Fourteen patients (12.4%) had repeatable diffuse loss according to the cumulative defect curves. After reviewing their clinical charts, we excluded six of these patients because of early lens changes despite good visual acuity and three because of a suggestion of localized loss (on pattern deviation probability plots) in addition to the predominantly diffuse loss. The remaining five (4.4%) patients had repeatable diffuse loss that was due solely to open-angle glaucoma.
Although diffuse visual field loss is exaggerated by factors other than glaucoma in the majority of patients, it can occur repeatedly in a small number of patients as the only sign of visual field damage.

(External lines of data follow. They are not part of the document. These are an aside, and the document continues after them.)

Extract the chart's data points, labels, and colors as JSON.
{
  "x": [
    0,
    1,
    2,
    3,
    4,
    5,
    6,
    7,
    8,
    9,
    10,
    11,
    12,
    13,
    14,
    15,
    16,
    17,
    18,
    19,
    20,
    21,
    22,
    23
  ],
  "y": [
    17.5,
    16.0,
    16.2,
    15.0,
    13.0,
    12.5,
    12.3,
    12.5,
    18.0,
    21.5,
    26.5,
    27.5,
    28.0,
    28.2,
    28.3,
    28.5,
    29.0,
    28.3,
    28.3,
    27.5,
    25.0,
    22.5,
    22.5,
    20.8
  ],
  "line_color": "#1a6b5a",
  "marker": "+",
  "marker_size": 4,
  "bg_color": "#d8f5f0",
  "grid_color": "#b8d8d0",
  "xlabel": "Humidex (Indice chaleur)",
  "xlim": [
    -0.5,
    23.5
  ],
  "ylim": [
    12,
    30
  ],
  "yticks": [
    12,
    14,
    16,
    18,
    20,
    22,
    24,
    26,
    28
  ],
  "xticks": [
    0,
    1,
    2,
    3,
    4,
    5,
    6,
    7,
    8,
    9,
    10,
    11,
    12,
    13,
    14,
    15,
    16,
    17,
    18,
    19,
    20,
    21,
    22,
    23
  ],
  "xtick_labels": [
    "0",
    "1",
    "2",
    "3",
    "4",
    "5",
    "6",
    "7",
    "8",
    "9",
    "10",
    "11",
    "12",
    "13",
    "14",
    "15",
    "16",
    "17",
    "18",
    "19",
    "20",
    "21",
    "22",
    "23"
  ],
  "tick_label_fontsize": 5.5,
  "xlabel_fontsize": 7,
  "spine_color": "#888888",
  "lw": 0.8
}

在一项前瞻性随访研究中,作者确定了早期至中度开角型青光眼患者中可重复性弥漫性视野缺损作为视野损害唯一形式的发生率。
该研究纳入了113例患者(年龄中位数为64岁;范围为17 - 89岁),使用Humphrey视野分析仪(Humphrey Instruments Inc.,加利福尼亚州圣莱安德罗)的30 - 2程序每隔6个月进行一次检测。尽管视力的纳入标准为≥20/40,但在入组时,94例(83.2%)患者的视力≥20/25。为所有视野生成累积缺损曲线(每位患者的中位数为7条;范围为4 - 9条)。在对顺序进行随机化并去除所有患者信息后,两名观察者独立将每个视野评定为“正常”或显示“弥漫性”“局限性”或“弥漫性和局限性”缺损。我们将可重复性弥漫性缺损定义为随访中至少三分之二的视野被分类为“弥漫性”时出现的情况。
根据累积缺损曲线,14例患者(12.4%)存在可重复性弥漫性缺损。查看他们的临床病历后,我们排除了其中6例患者,原因是尽管视力良好但存在早期晶状体改变,以及3例除主要为弥漫性缺损外还存在局限性缺损迹象(在模式偏差概率图上)的患者。其余5例(4.4%)患者的可重复性弥漫性缺损仅由开角型青光眼引起。
尽管在大多数患者中,除青光眼外的其他因素会夸大弥漫性视野缺损,但在少数患者中,它可作为视野损害的唯一迹象反复出现。